Вчера на
Он много настрадался, намаялся на заре своей творческой юности. Отличавшийся уже тогда самостоятельностью и крупностью мышления, Фоменко был изгнан из Школы-студии МХАТ «за хулиганство», что в переводе с бюрократического на русский означало «за непочтительное отношение к русской классике». Этот страшноватый жупел довлел над ним и позже, когда, окончив ГИТИС, он начал ставить свои первые спектакли в Москве и Ленинграде. Советская критика навешивала на них такие ярлыки, что после них его запросто могли упечь в психушку...

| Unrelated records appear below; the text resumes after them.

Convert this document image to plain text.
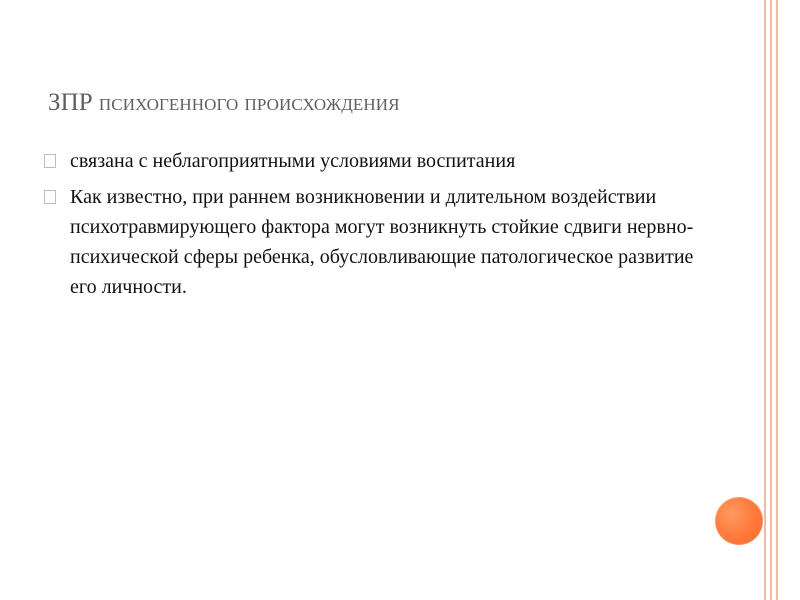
ЗПР психогенного происхождения
связана с неблагоприятными условиями воспитания
Как известно, при раннем возникновении и длительном воздействии психотравмирующего фактора могут возникнуть стойкие сдвиги нервно-психической сферы ребенка, обусловливающие патологическое развитие его личности.
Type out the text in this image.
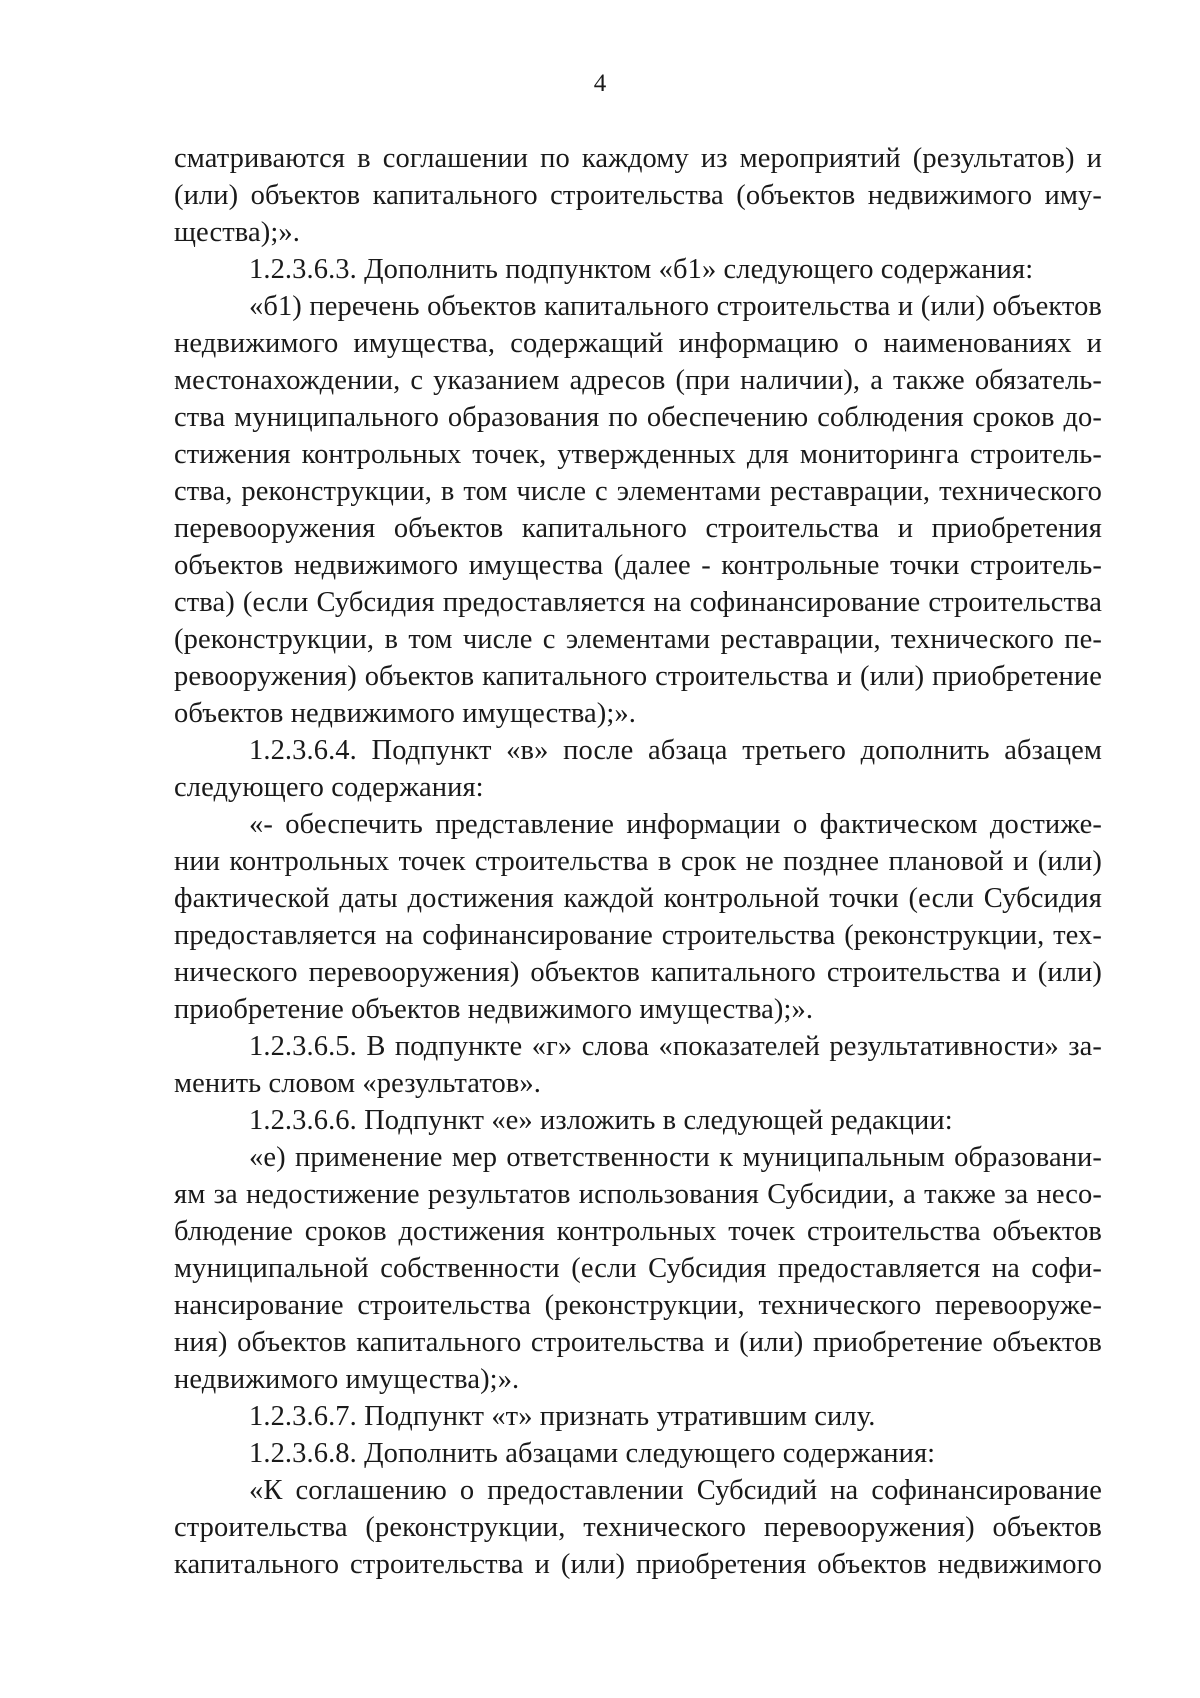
4
сматриваются в соглашении по каждому из мероприятий (результатов) и
(или) объектов капитального строительства (объектов недвижимого иму-
щества);».
1.2.3.6.3. Дополнить подпунктом «б1» следующего содержания:
«б1) перечень объектов капитального строительства и (или) объектов
недвижимого имущества, содержащий информацию о наименованиях и
местонахождении, с указанием адресов (при наличии), а также обязатель-
ства муниципального образования по обеспечению соблюдения сроков до-
стижения контрольных точек, утвержденных для мониторинга строитель-
ства, реконструкции, в том числе с элементами реставрации, технического
перевооружения объектов капитального строительства и приобретения
объектов недвижимого имущества (далее - контрольные точки строитель-
ства) (если Субсидия предоставляется на софинансирование строительства
(реконструкции, в том числе с элементами реставрации, технического пе-
ревооружения) объектов капитального строительства и (или) приобретение
объектов недвижимого имущества);».
1.2.3.6.4. Подпункт «в» после абзаца третьего дополнить абзацем
следующего содержания:
«- обеспечить представление информации о фактическом достиже-
нии контрольных точек строительства в срок не позднее плановой и (или)
фактической даты достижения каждой контрольной точки (если Субсидия
предоставляется на софинансирование строительства (реконструкции, тех-
нического перевооружения) объектов капитального строительства и (или)
приобретение объектов недвижимого имущества);».
1.2.3.6.5. В подпункте «г» слова «показателей результативности» за-
менить словом «результатов».
1.2.3.6.6. Подпункт «е» изложить в следующей редакции:
«е) применение мер ответственности к муниципальным образовани-
ям за недостижение результатов использования Субсидии, а также за несо-
блюдение сроков достижения контрольных точек строительства объектов
муниципальной собственности (если Субсидия предоставляется на софи-
нансирование строительства (реконструкции, технического перевооруже-
ния) объектов капитального строительства и (или) приобретение объектов
недвижимого имущества);».
1.2.3.6.7. Подпункт «т» признать утратившим силу.
1.2.3.6.8. Дополнить абзацами следующего содержания:
«К соглашению о предоставлении Субсидий на софинансирование
строительства (реконструкции, технического перевооружения) объектов
капитального строительства и (или) приобретения объектов недвижимого
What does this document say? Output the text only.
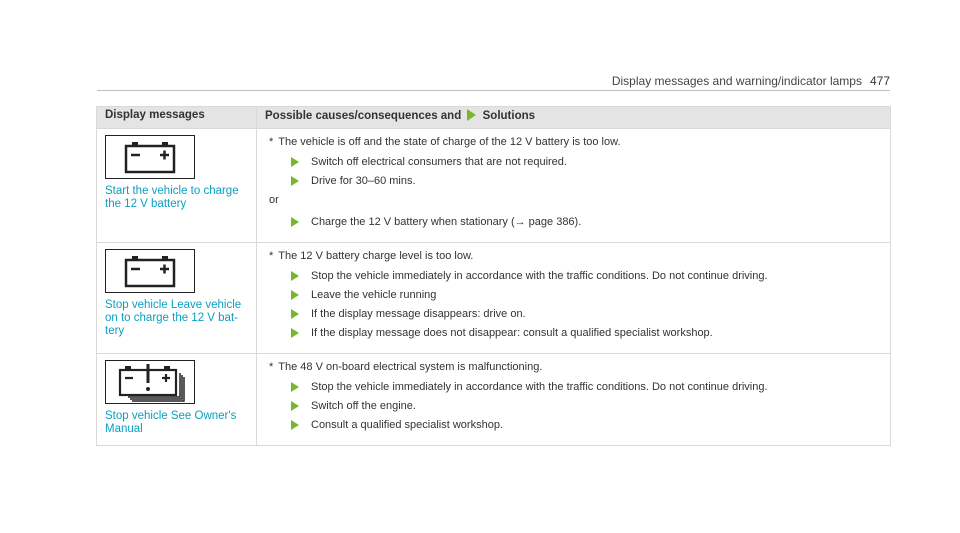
Display messages and warning/indicator lamps 477
Display messages	Possible causes/consequences and Solutions

Start the vehicle to charge the 12 V battery	* The vehicle is off and the state of charge of the 12 V battery is too low.
Switch off electrical consumers that are not required.
Drive for 30–60 mins.
or
Charge the 12 V battery when stationary (→ page 386).

Stop vehicle Leave vehicle on to charge the 12 V bat- tery	* The 12 V battery charge level is too low.
Stop the vehicle immediately in accordance with the traffic conditions. Do not continue driving.
Leave the vehicle running
If the display message disappears: drive on.
If the display message does not disappear: consult a qualified specialist workshop.

Stop vehicle See Owner's Manual	* The 48 V on-board electrical system is malfunctioning.
Stop the vehicle immediately in accordance with the traffic conditions. Do not continue driving.
Switch off the engine.
Consult a qualified specialist workshop.
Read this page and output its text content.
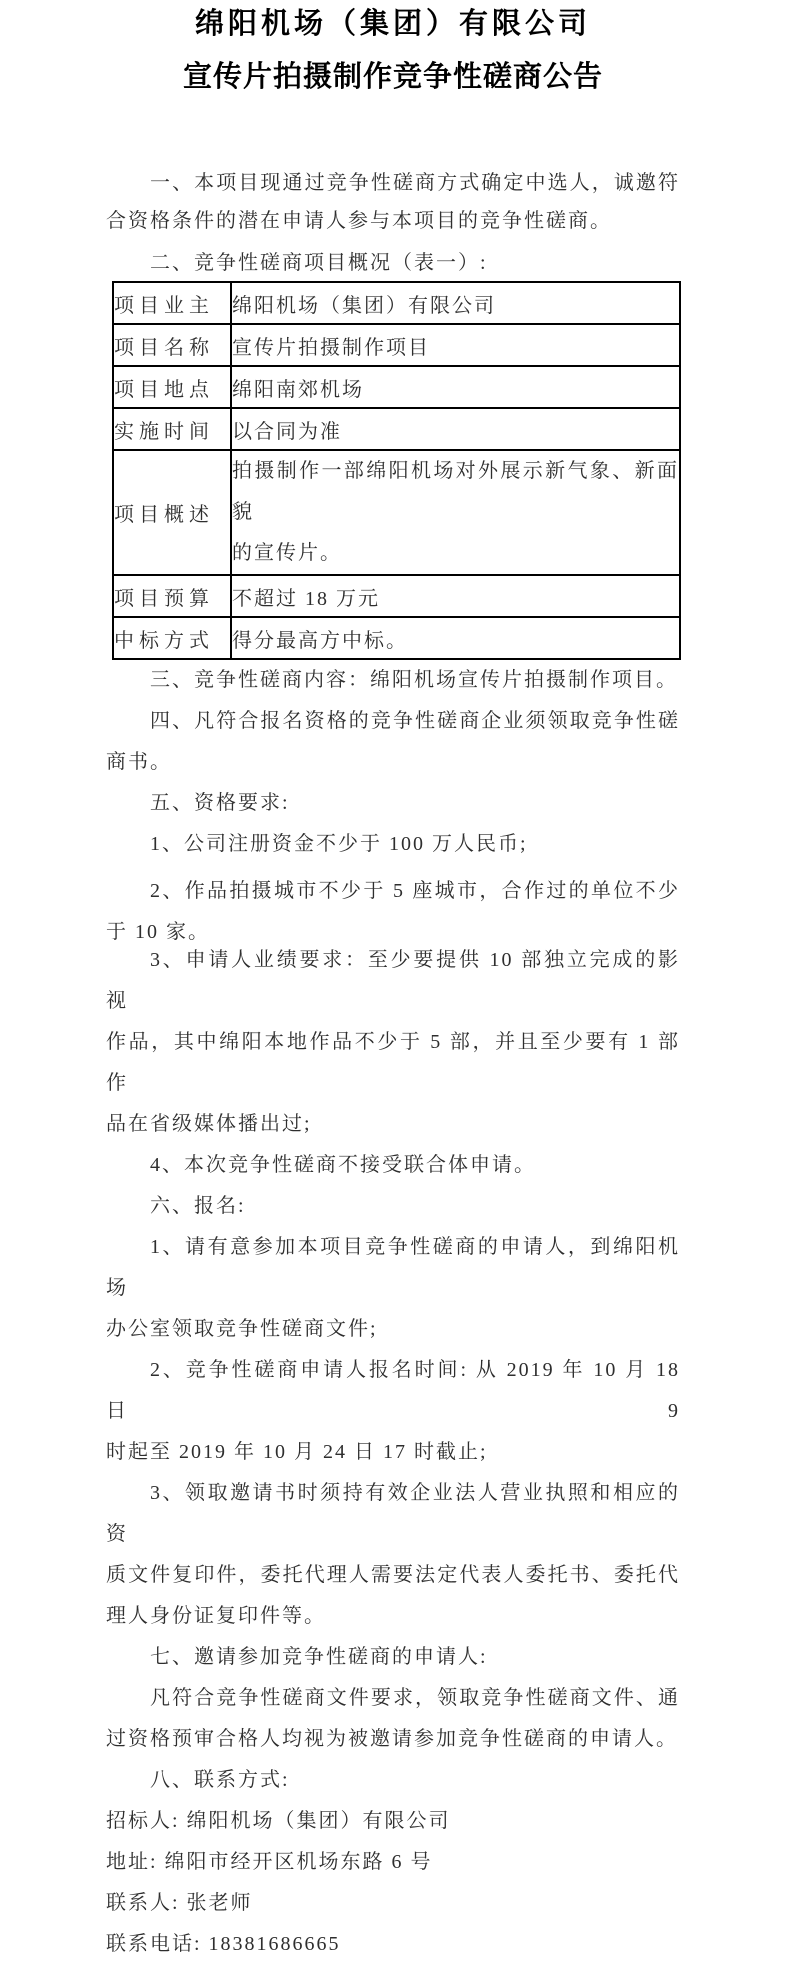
绵阳机场（集团）有限公司
宣传片拍摄制作竞争性磋商公告

一、本项目现通过竞争性磋商方式确定中选人，诚邀符
合资格条件的潜在申请人参与本项目的竞争性磋商。

二、竞争性磋商项目概况（表一）:

项目业主	绵阳机场（集团）有限公司
项目名称	宣传片拍摄制作项目
项目地点	绵阳南郊机场
实施时间	以合同为准
项目概述	拍摄制作一部绵阳机场对外展示新气象、新面貌
的宣传片。

项目预算	不超过 18 万元
中标方式	得分最高方中标。

三、竞争性磋商内容：绵阳机场宣传片拍摄制作项目。

四、凡符合报名资格的竞争性磋商企业须领取竞争性磋
商书。

五、资格要求:

1、公司注册资金不少于 100 万人民币;

2、作品拍摄城市不少于 5 座城市，合作过的单位不少
于 10 家。

3、申请人业绩要求：至少要提供 10 部独立完成的影视
作品，其中绵阳本地作品不少于 5 部，并且至少要有 1 部作
品在省级媒体播出过;

4、本次竞争性磋商不接受联合体申请。

六、报名:

1、请有意参加本项目竞争性磋商的申请人，到绵阳机场
办公室领取竞争性磋商文件;

2、竞争性磋商申请人报名时间: 从 2019 年 10 月 18 日 9
时起至 2019 年 10 月 24 日 17 时截止;

3、领取邀请书时须持有效企业法人营业执照和相应的资
质文件复印件，委托代理人需要法定代表人委托书、委托代
理人身份证复印件等。

七、邀请参加竞争性磋商的申请人:

凡符合竞争性磋商文件要求，领取竞争性磋商文件、通
过资格预审合格人均视为被邀请参加竞争性磋商的申请人。

八、联系方式:

招标人: 绵阳机场（集团）有限公司

地址: 绵阳市经开区机场东路 6 号

联系人: 张老师

联系电话: 18381686665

На самом деле Фоменко, окончивший помимо прочего филфак МГПИ, не был, конечно же, «осквернителем праха русской классики». Он был — и навсегда остался — ее стойким ревнителем, яростным приверженцем. Просто на стыке замерзающей оттепели и наступающего застоя он наивно пытался очистить Толстого, Пушкина, Гоголя, Островского, Чехова — своих любимых писателей — от хрестоматийного глянца, стряхнуть с них музейную пыль. Расплатой за это своемыслие стала отставка с поста главного режиссера Ленинградского театра комедии, годы скитаний по провинциальным сценам, случайные заработки на телевидении, в драмкружках при Домах культуры и даже частная репетиторская практика, во время которой тем не менее закалялся его характер, совершенствовался педагогический дар, оттачивался художественный язык.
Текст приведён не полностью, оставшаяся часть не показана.